Show Abstract | Download Original | Original Source | Check in Google Scholar | DOI: 10.70347/svsthya.v2i5.119

Abstract

Dengue hemorrhagic fever (DHF) remains endemic in Southeast Asia, with Indonesia reporting more than 131,000 cases and 1,135 deaths in 2022. In 2019, Gorontalo Province ranked fourth nationally in terms of incidence rate (101.53 per 100,000 population), with Gorontalo Regency accounting for 31.4% of the provincial cases in 2021. This study aimed to determine the factors associated with the incidence of dengue fever in the Limboto Health Center Working Area, Gorontalo Regency, in 2022. A cross-sectional research design was used. The research was conducted from April to July 2022 in the working area of the Limboto Health Center.
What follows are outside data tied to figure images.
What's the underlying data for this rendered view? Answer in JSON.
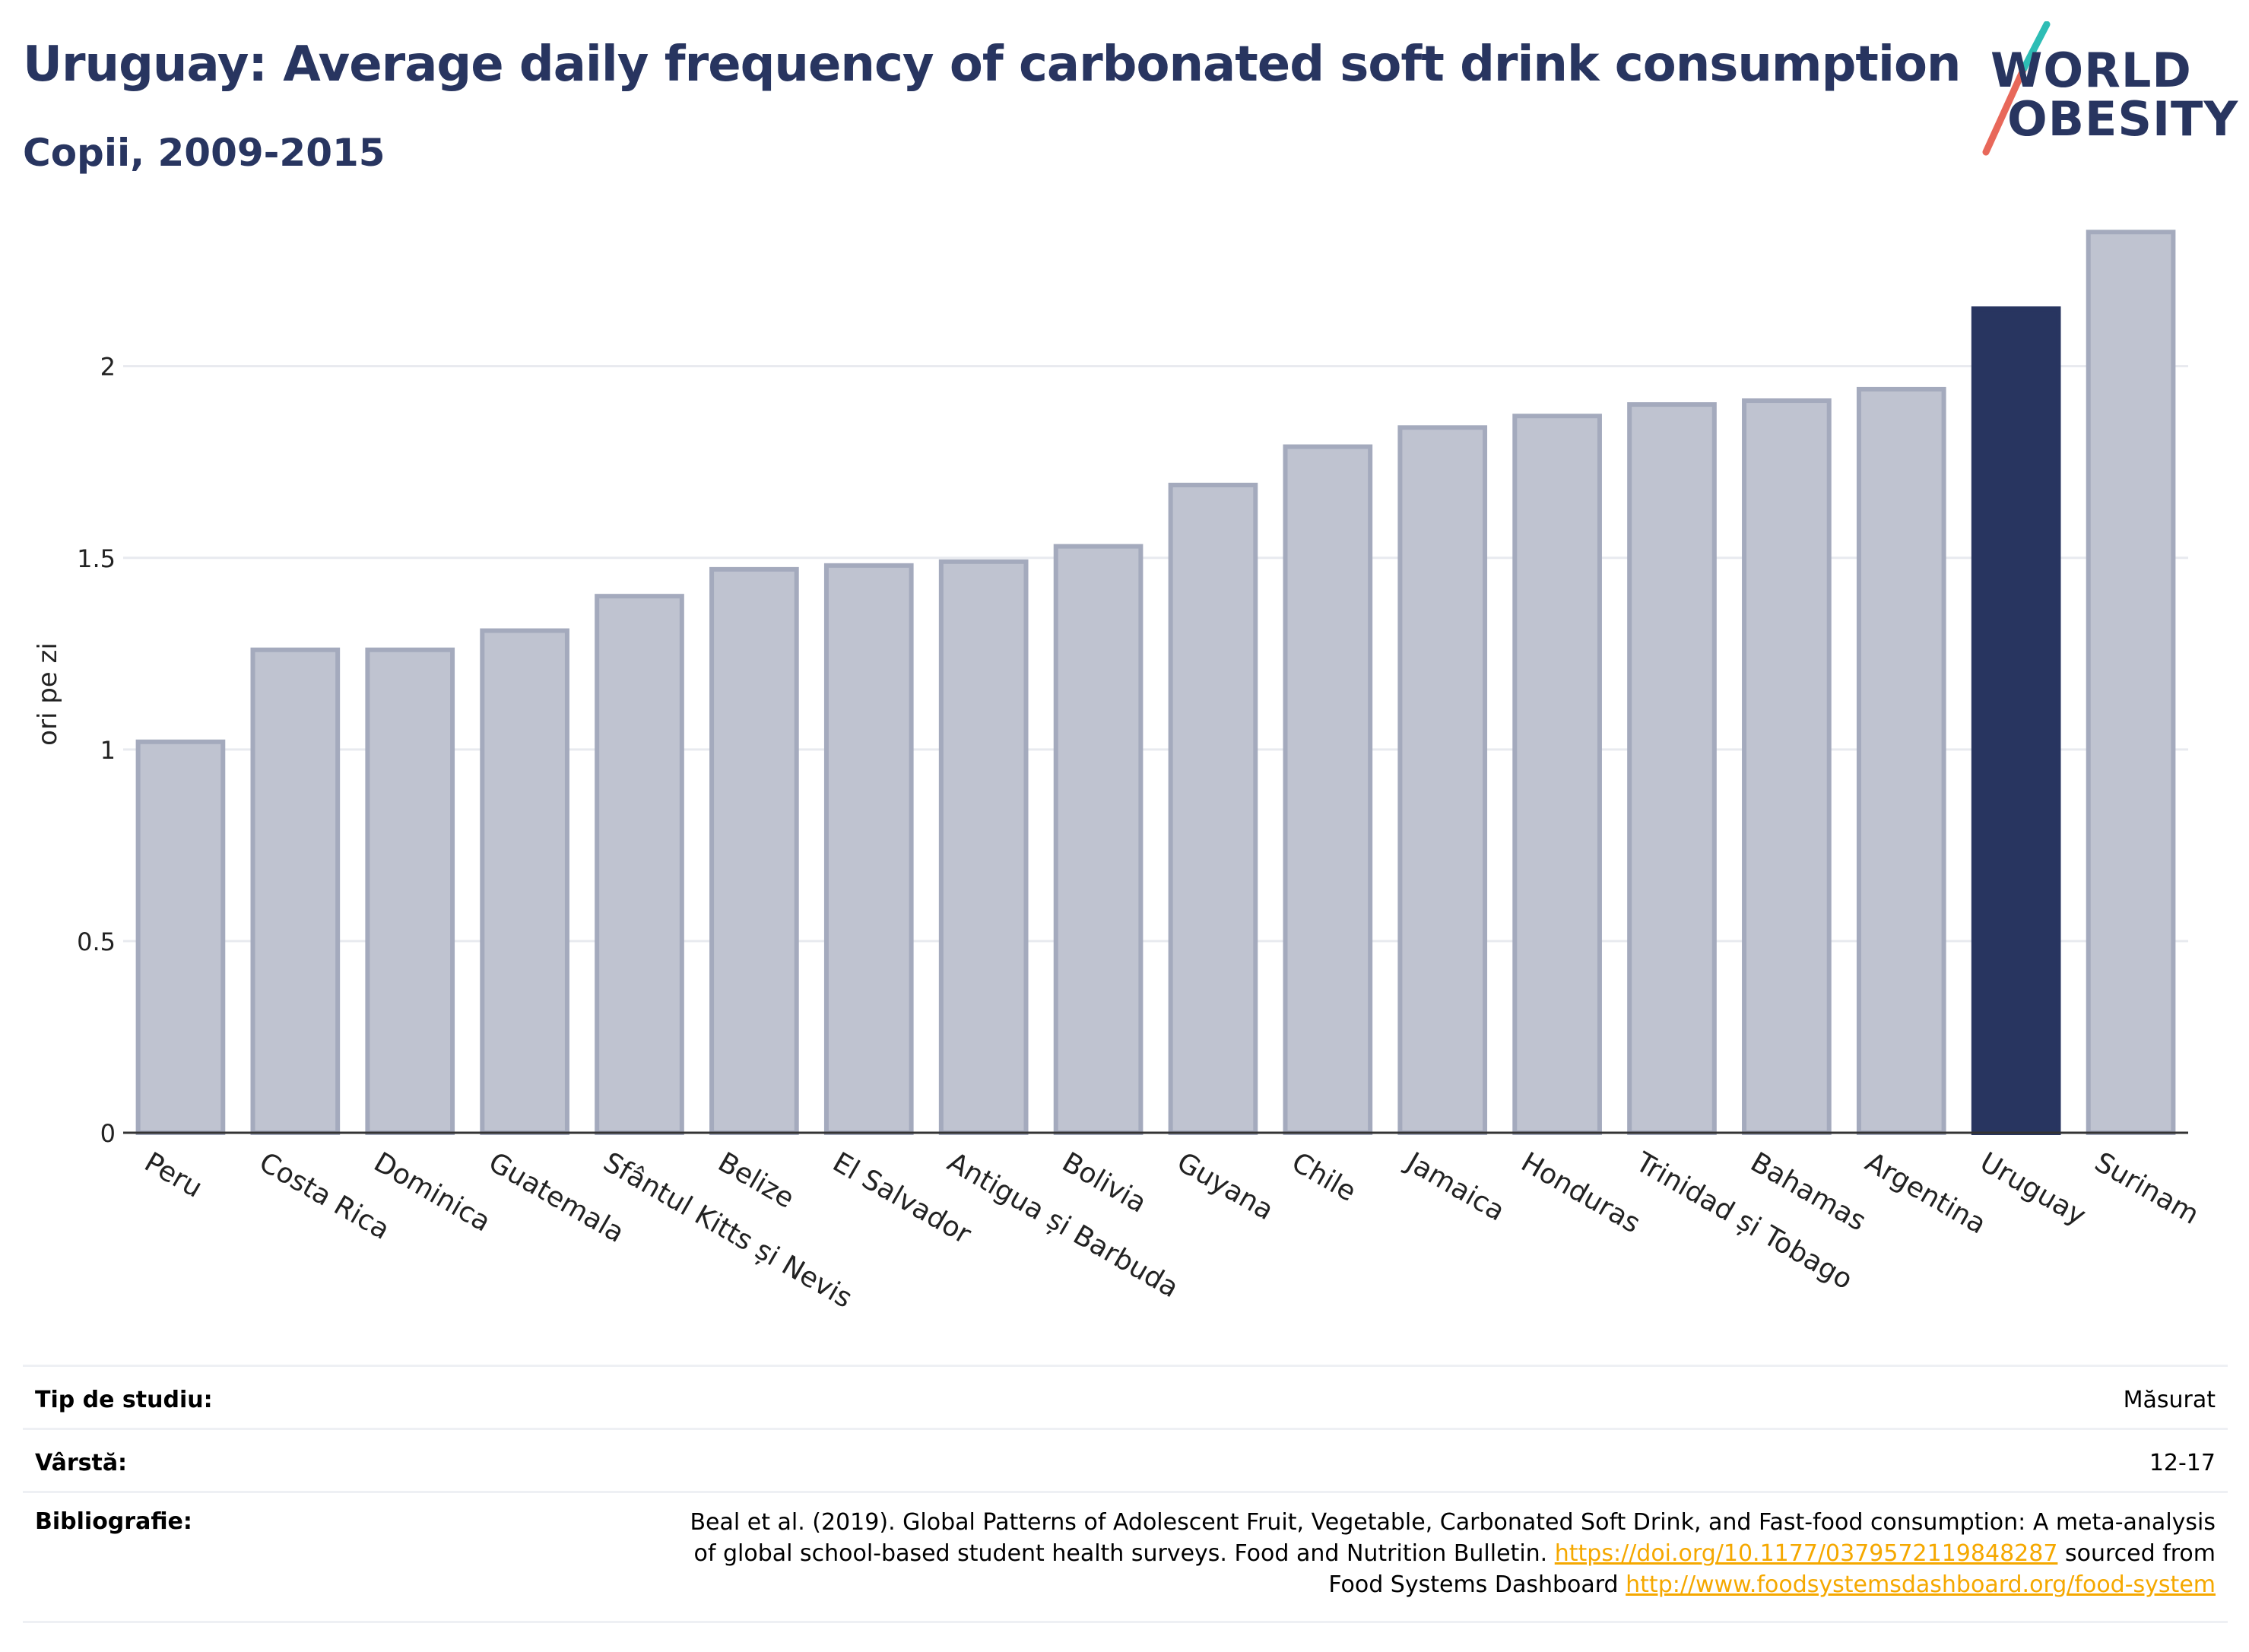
{
  "header": {
    "title": "Uruguay: Average daily frequency of carbonated soft drink consumption",
    "subtitle": "Copii, 2009-2015"
  },
  "logo": {
    "line1": "WORLD",
    "line2": "OBESITY"
  },
  "colors": {
    "highlight": "#283560",
    "bar_fill": "#bfc3d0",
    "bar_stroke": "#a4aabd",
    "grid": "#e8eaef",
    "link": "#f5a800"
  },
  "chart_data": {
    "type": "bar",
    "ylabel": "ori pe zi",
    "xlabel": "",
    "ylim": [
      0,
      2.4
    ],
    "yticks": [
      0,
      0.5,
      1,
      1.5,
      2
    ],
    "ytick_labels": [
      "0",
      "0.5",
      "1",
      "1.5",
      "2"
    ],
    "highlight": "Uruguay",
    "grid": true,
    "categories": [
      "Peru",
      "Costa Rica",
      "Dominica",
      "Guatemala",
      "Sfântul Kitts și Nevis",
      "Belize",
      "El Salvador",
      "Antigua și Barbuda",
      "Bolivia",
      "Guyana",
      "Chile",
      "Jamaica",
      "Honduras",
      "Trinidad și Tobago",
      "Bahamas",
      "Argentina",
      "Uruguay",
      "Surinam"
    ],
    "values": [
      1.02,
      1.26,
      1.26,
      1.31,
      1.4,
      1.47,
      1.48,
      1.49,
      1.53,
      1.69,
      1.79,
      1.84,
      1.87,
      1.9,
      1.91,
      1.94,
      2.15,
      2.35
    ]
  },
  "info": {
    "study_type_label": "Tip de studiu:",
    "study_type_value": "Măsurat",
    "age_label": "Vârstă:",
    "age_value": "12-17",
    "bib_label": "Bibliografie:",
    "bib_text_1": "Beal et al. (2019). Global Patterns of Adolescent Fruit, Vegetable, Carbonated Soft Drink, and Fast-food consumption: A meta-analysis",
    "bib_text_2a": "of global school-based student health surveys. Food and Nutrition Bulletin.",
    "bib_link_1": "https://doi.org/10.1177/0379572119848287",
    "bib_text_2b": "sourced from",
    "bib_text_3": "Food Systems Dashboard",
    "bib_link_2": "http://www.foodsystemsdashboard.org/food-system"
  }
}
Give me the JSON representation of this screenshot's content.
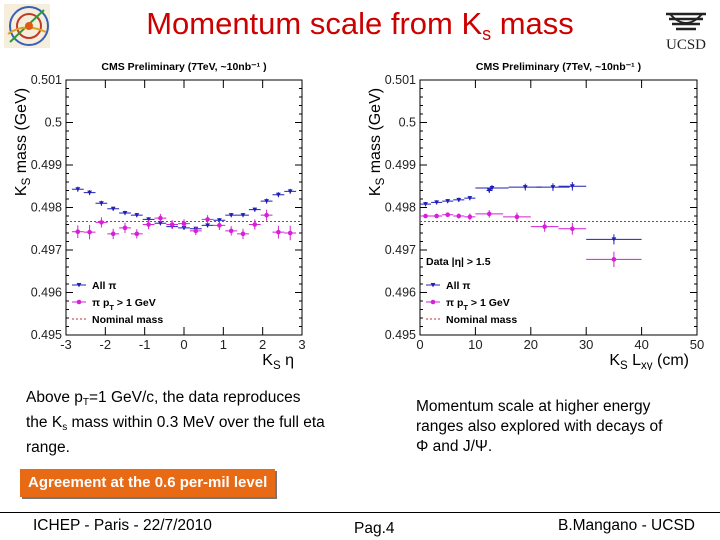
{
  "slide": {
    "title_main": "Momentum scale from K",
    "title_sub": "s",
    "title_end": " mass",
    "ucsd_logo_text": "UCSD",
    "left_text_1": "Above p",
    "left_text_1_sub": "T",
    "left_text_2": "=1 GeV/c, the data reproduces the K",
    "left_text_2_sub": "s",
    "left_text_3": " mass within 0.3 MeV over the full eta range.",
    "right_text": "Momentum scale at higher energy ranges also explored with decays of Φ and J/Ψ.",
    "agreement_label": "Agreement at the 0.6 per-mil level",
    "footer_left": "ICHEP - Paris - 22/7/2010",
    "footer_center": "Pag.4",
    "footer_right": "B.Mangano - UCSD",
    "accent_color": "#cc0000",
    "agreement_color": "#e86a14"
  },
  "chart_data": [
    {
      "type": "scatter",
      "title": "CMS Preliminary (7TeV, ~10nb⁻¹ )",
      "xlabel": "K_S η",
      "ylabel": "K_S mass (GeV)",
      "xlim": [
        -3,
        3
      ],
      "ylim": [
        0.495,
        0.501
      ],
      "xticks": [
        -3,
        -2,
        -1,
        0,
        1,
        2,
        3
      ],
      "yticks": [
        0.495,
        0.496,
        0.497,
        0.498,
        0.499,
        0.5,
        0.501
      ],
      "legend_position": "bottom-left",
      "nominal_mass": 0.49767,
      "series": [
        {
          "name": "All π",
          "color": "#1f1fb8",
          "marker": "triangle",
          "points": [
            {
              "x": -2.7,
              "y": 0.49843,
              "xerr": 0.15,
              "yerr": 6e-05
            },
            {
              "x": -2.4,
              "y": 0.49835,
              "xerr": 0.15,
              "yerr": 6e-05
            },
            {
              "x": -2.1,
              "y": 0.4981,
              "xerr": 0.15,
              "yerr": 6e-05
            },
            {
              "x": -1.8,
              "y": 0.49797,
              "xerr": 0.15,
              "yerr": 5e-05
            },
            {
              "x": -1.5,
              "y": 0.49787,
              "xerr": 0.15,
              "yerr": 5e-05
            },
            {
              "x": -1.2,
              "y": 0.49782,
              "xerr": 0.15,
              "yerr": 5e-05
            },
            {
              "x": -0.9,
              "y": 0.49772,
              "xerr": 0.15,
              "yerr": 5e-05
            },
            {
              "x": -0.6,
              "y": 0.49763,
              "xerr": 0.15,
              "yerr": 5e-05
            },
            {
              "x": -0.3,
              "y": 0.49755,
              "xerr": 0.15,
              "yerr": 5e-05
            },
            {
              "x": 0.0,
              "y": 0.49752,
              "xerr": 0.15,
              "yerr": 5e-05
            },
            {
              "x": 0.3,
              "y": 0.4975,
              "xerr": 0.15,
              "yerr": 5e-05
            },
            {
              "x": 0.6,
              "y": 0.49758,
              "xerr": 0.15,
              "yerr": 5e-05
            },
            {
              "x": 0.9,
              "y": 0.4977,
              "xerr": 0.15,
              "yerr": 5e-05
            },
            {
              "x": 1.2,
              "y": 0.49782,
              "xerr": 0.15,
              "yerr": 5e-05
            },
            {
              "x": 1.5,
              "y": 0.49782,
              "xerr": 0.15,
              "yerr": 5e-05
            },
            {
              "x": 1.8,
              "y": 0.49795,
              "xerr": 0.15,
              "yerr": 5e-05
            },
            {
              "x": 2.1,
              "y": 0.49815,
              "xerr": 0.15,
              "yerr": 6e-05
            },
            {
              "x": 2.4,
              "y": 0.4983,
              "xerr": 0.15,
              "yerr": 6e-05
            },
            {
              "x": 2.7,
              "y": 0.49838,
              "xerr": 0.15,
              "yerr": 6e-05
            }
          ]
        },
        {
          "name": "π p_T > 1 GeV",
          "color": "#d61fd6",
          "marker": "circle",
          "points": [
            {
              "x": -2.7,
              "y": 0.49743,
              "xerr": 0.15,
              "yerr": 0.00015
            },
            {
              "x": -2.4,
              "y": 0.49742,
              "xerr": 0.15,
              "yerr": 0.00017
            },
            {
              "x": -2.1,
              "y": 0.49765,
              "xerr": 0.15,
              "yerr": 0.00012
            },
            {
              "x": -1.8,
              "y": 0.49738,
              "xerr": 0.15,
              "yerr": 0.00012
            },
            {
              "x": -1.5,
              "y": 0.49752,
              "xerr": 0.15,
              "yerr": 0.00012
            },
            {
              "x": -1.2,
              "y": 0.49738,
              "xerr": 0.15,
              "yerr": 0.00011
            },
            {
              "x": -0.9,
              "y": 0.4976,
              "xerr": 0.15,
              "yerr": 0.00011
            },
            {
              "x": -0.6,
              "y": 0.49775,
              "xerr": 0.15,
              "yerr": 0.0001
            },
            {
              "x": -0.3,
              "y": 0.4976,
              "xerr": 0.15,
              "yerr": 0.0001
            },
            {
              "x": 0.0,
              "y": 0.49762,
              "xerr": 0.15,
              "yerr": 0.0001
            },
            {
              "x": 0.3,
              "y": 0.49745,
              "xerr": 0.15,
              "yerr": 0.0001
            },
            {
              "x": 0.6,
              "y": 0.49772,
              "xerr": 0.15,
              "yerr": 0.0001
            },
            {
              "x": 0.9,
              "y": 0.49758,
              "xerr": 0.15,
              "yerr": 0.00011
            },
            {
              "x": 1.2,
              "y": 0.49745,
              "xerr": 0.15,
              "yerr": 0.00011
            },
            {
              "x": 1.5,
              "y": 0.49738,
              "xerr": 0.15,
              "yerr": 0.00012
            },
            {
              "x": 1.8,
              "y": 0.4976,
              "xerr": 0.15,
              "yerr": 0.00012
            },
            {
              "x": 2.1,
              "y": 0.49782,
              "xerr": 0.15,
              "yerr": 0.00013
            },
            {
              "x": 2.4,
              "y": 0.49742,
              "xerr": 0.15,
              "yerr": 0.00015
            },
            {
              "x": 2.7,
              "y": 0.4974,
              "xerr": 0.15,
              "yerr": 0.00017
            }
          ]
        }
      ]
    },
    {
      "type": "scatter",
      "title": "CMS Preliminary (7TeV, ~10nb⁻¹ )",
      "xlabel": "K_S L_xy (cm)",
      "ylabel": "K_S mass (GeV)",
      "xlim": [
        0,
        50
      ],
      "ylim": [
        0.495,
        0.501
      ],
      "xticks": [
        0,
        10,
        20,
        30,
        40,
        50
      ],
      "yticks": [
        0.495,
        0.496,
        0.497,
        0.498,
        0.499,
        0.5,
        0.501
      ],
      "legend_header": "Data |η| > 1.5",
      "legend_position": "bottom-left",
      "nominal_mass": 0.49767,
      "series": [
        {
          "name": "All π",
          "color": "#1f1fb8",
          "marker": "triangle",
          "points": [
            {
              "x": 1,
              "y": 0.49808,
              "xerr": 1,
              "yerr": 5e-05
            },
            {
              "x": 3,
              "y": 0.49812,
              "xerr": 1,
              "yerr": 5e-05
            },
            {
              "x": 5,
              "y": 0.49815,
              "xerr": 1,
              "yerr": 5e-05
            },
            {
              "x": 7,
              "y": 0.49818,
              "xerr": 1,
              "yerr": 5e-05
            },
            {
              "x": 9,
              "y": 0.49822,
              "xerr": 1,
              "yerr": 5e-05
            },
            {
              "x": 13,
              "y": 0.49846,
              "xerr": 3,
              "yerr": 7e-05
            },
            {
              "x": 19,
              "y": 0.49848,
              "xerr": 3,
              "yerr": 8e-05
            },
            {
              "x": 24,
              "y": 0.49848,
              "xerr": 3,
              "yerr": 9e-05
            },
            {
              "x": 12.5,
              "y": 0.4984,
              "xerr": 0.5,
              "yerr": 6e-05
            },
            {
              "x": 27.5,
              "y": 0.4985,
              "xerr": 2.5,
              "yerr": 0.0001
            },
            {
              "x": 35,
              "y": 0.49725,
              "xerr": 5,
              "yerr": 0.00012
            }
          ]
        },
        {
          "name": "π p_T > 1 GeV",
          "color": "#d61fd6",
          "marker": "circle",
          "points": [
            {
              "x": 1,
              "y": 0.4978,
              "xerr": 1,
              "yerr": 5e-05
            },
            {
              "x": 3,
              "y": 0.4978,
              "xerr": 1,
              "yerr": 5e-05
            },
            {
              "x": 5,
              "y": 0.49783,
              "xerr": 1,
              "yerr": 5e-05
            },
            {
              "x": 7,
              "y": 0.4978,
              "xerr": 1,
              "yerr": 6e-05
            },
            {
              "x": 9,
              "y": 0.49778,
              "xerr": 1,
              "yerr": 8e-05
            },
            {
              "x": 12.5,
              "y": 0.49785,
              "xerr": 2.5,
              "yerr": 9e-05
            },
            {
              "x": 17.5,
              "y": 0.49778,
              "xerr": 2.5,
              "yerr": 0.0001
            },
            {
              "x": 22.5,
              "y": 0.49755,
              "xerr": 2.5,
              "yerr": 0.00012
            },
            {
              "x": 27.5,
              "y": 0.4975,
              "xerr": 2.5,
              "yerr": 0.00014
            },
            {
              "x": 35,
              "y": 0.49678,
              "xerr": 5,
              "yerr": 0.00018
            }
          ]
        }
      ]
    }
  ]
}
The population and sample were people who lived in Limboto District, with 124 respondents. Simple random sampling was used. The independent variables were knowledge, attitude, action, water reservoir, air temperature, air humidity, and occupancy density. The dependent variable was the incidence of dengue hemorrhagic fever. The research instruments used were questionnaires, observation sheets, and hygrometers. The data were processed using univariate and bivariate analyses with SPSS at the 95% confidence level (p<0.05). Among the 124 participants, 33.1% (n=41) reported DHF infection during the study period. Chi-square analyses revealed no statistically significant associations between DHF incidence and knowledge (p=0.499, χ²=0.456), attitudes (p=0.526, χ²=0.401), preventive actions (p=1.000, χ²=0.000), water storage practices (p=0.763, χ²=0.091), ambient temperature (p=0.688, χ²=0.161), humidity (p=1.000, χ²=0.000), or household density (p=0.788, χ²=0.072). All p-values exceeded the 0.05 significance threshold, indicating insufficient evidence to reject the null hypotheses. No factors were significantly associated with DHF incidence in this cross-sectional analysis.